GDM works, TDM does not:
[root@toto system]# systemctl enable gdm.service
Created symlink from /etc/systemd/system/display-manager.service to /usr/lib/systemd/system/gdm.service.
Since there is a /usr/lib/systemd/system/gdm.service and since there is NO tdm.service, can I assume the installation broke? Or that I missed a step? 'yum provides tdm.service' says no matches found ...

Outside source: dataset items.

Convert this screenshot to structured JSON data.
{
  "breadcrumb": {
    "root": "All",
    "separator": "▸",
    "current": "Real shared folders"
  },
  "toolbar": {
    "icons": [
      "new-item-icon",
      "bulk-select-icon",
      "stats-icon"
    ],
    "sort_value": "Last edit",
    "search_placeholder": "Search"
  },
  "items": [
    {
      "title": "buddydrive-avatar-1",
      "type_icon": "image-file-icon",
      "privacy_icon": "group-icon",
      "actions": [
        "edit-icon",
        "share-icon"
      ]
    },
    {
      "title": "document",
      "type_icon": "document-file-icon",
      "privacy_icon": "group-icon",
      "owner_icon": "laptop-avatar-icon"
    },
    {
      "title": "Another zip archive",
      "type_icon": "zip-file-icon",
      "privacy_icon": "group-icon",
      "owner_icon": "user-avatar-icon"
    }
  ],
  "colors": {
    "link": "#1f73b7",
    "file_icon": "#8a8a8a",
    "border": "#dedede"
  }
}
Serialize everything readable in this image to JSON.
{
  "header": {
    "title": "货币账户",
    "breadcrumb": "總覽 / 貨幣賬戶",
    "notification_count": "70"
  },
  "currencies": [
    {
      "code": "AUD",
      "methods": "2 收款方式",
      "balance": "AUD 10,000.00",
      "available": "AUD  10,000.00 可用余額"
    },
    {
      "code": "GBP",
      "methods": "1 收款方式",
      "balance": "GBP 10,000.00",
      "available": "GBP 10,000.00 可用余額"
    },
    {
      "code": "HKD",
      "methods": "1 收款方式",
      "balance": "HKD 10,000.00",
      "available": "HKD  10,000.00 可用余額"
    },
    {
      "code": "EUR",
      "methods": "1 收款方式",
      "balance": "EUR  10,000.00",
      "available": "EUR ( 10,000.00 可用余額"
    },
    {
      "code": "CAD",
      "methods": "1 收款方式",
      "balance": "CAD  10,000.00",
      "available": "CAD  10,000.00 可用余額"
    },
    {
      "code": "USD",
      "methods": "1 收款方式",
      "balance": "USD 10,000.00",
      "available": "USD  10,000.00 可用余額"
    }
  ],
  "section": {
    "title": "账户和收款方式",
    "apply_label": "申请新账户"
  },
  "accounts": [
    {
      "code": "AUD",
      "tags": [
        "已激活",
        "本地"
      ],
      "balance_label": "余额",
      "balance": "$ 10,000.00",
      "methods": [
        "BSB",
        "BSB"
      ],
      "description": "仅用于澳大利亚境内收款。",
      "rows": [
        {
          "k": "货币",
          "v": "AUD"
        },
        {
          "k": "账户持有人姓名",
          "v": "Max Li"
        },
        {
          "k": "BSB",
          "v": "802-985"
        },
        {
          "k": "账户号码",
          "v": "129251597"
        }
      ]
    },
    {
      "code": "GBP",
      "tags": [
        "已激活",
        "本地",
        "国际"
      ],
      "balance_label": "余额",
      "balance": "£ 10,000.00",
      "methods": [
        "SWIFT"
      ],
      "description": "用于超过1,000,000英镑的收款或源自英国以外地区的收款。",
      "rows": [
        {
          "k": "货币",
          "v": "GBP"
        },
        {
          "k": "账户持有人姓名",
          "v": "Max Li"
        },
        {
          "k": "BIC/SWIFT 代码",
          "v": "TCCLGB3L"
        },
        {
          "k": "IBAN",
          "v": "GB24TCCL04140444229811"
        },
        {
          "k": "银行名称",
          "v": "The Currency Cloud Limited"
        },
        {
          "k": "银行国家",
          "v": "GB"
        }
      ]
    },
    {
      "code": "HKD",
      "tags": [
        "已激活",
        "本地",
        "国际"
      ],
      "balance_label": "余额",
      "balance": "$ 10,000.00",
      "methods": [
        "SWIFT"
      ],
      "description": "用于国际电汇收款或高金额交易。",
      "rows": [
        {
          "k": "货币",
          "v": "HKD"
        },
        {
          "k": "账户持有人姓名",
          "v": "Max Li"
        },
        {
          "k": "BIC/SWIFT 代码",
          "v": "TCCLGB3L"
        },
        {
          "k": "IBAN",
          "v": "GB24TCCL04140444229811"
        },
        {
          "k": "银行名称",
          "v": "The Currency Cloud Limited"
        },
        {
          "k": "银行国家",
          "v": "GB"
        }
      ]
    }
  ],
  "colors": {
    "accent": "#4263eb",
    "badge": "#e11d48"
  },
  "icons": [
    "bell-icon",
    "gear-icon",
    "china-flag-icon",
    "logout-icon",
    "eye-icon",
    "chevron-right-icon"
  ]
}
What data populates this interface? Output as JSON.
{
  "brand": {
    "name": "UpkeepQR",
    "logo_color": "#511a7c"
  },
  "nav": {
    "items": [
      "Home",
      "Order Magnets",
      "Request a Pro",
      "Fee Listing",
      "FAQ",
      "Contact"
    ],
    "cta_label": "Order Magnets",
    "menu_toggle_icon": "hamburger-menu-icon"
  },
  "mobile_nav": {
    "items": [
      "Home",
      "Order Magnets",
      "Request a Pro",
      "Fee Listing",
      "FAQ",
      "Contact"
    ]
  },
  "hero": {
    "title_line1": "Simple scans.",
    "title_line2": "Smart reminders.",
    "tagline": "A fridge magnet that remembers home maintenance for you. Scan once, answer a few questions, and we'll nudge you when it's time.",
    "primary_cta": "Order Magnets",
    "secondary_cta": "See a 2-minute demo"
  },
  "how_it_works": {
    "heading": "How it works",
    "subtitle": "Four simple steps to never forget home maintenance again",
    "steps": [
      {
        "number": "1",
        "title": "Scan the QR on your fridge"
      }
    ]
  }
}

[root@toto system]# systemctl status gdm.service
* gdm.service - GNOME Display Manager
Loaded: loaded (/usr/lib/systemd/system/gdm.service; disabled; vendor preset: enabled)
Active: inactive (dead)
[root@toto system]# systemctl status tdm.service
Unit tdm.service could not be found.
-- Peter Laws, BS, MRCP / N5UWY National Weather Center / Network Operations Center University of Oklahoma Information Technology plaws@ou.edu
On Fri, Feb 3, 2017 at 1:00 PM, Peter Laws plaws@ou.edu wrote:
Fresh CentOS 7, patched, added repos for EPEL, NUX, whatever else was listed. Accidentally installed "trinity-tdebase" first. Pulled all those packaged and then installed "trinity-desktop-all".
"systemctl disable gdm.service" worked and kdm/xdm failed (likely because I don't have those installed) but this fails:
systemctl enable tdm.service Failed to execute operation: Access denied
Adding -f to the end doesn't seem to make a difference. Moderate googling is not helping! I've rebooted several times with no apparent effect.
Since it behaves identically when I try tdm.service as it does when I try xdm or kdm, is it possible that I'm missing a step somewhere?
This system was Ubuntu+TDE and while I've been fiddling with RHEL/CentOS for ages, CentOS and it's systemctl are still new to me. Never was a Fedora person.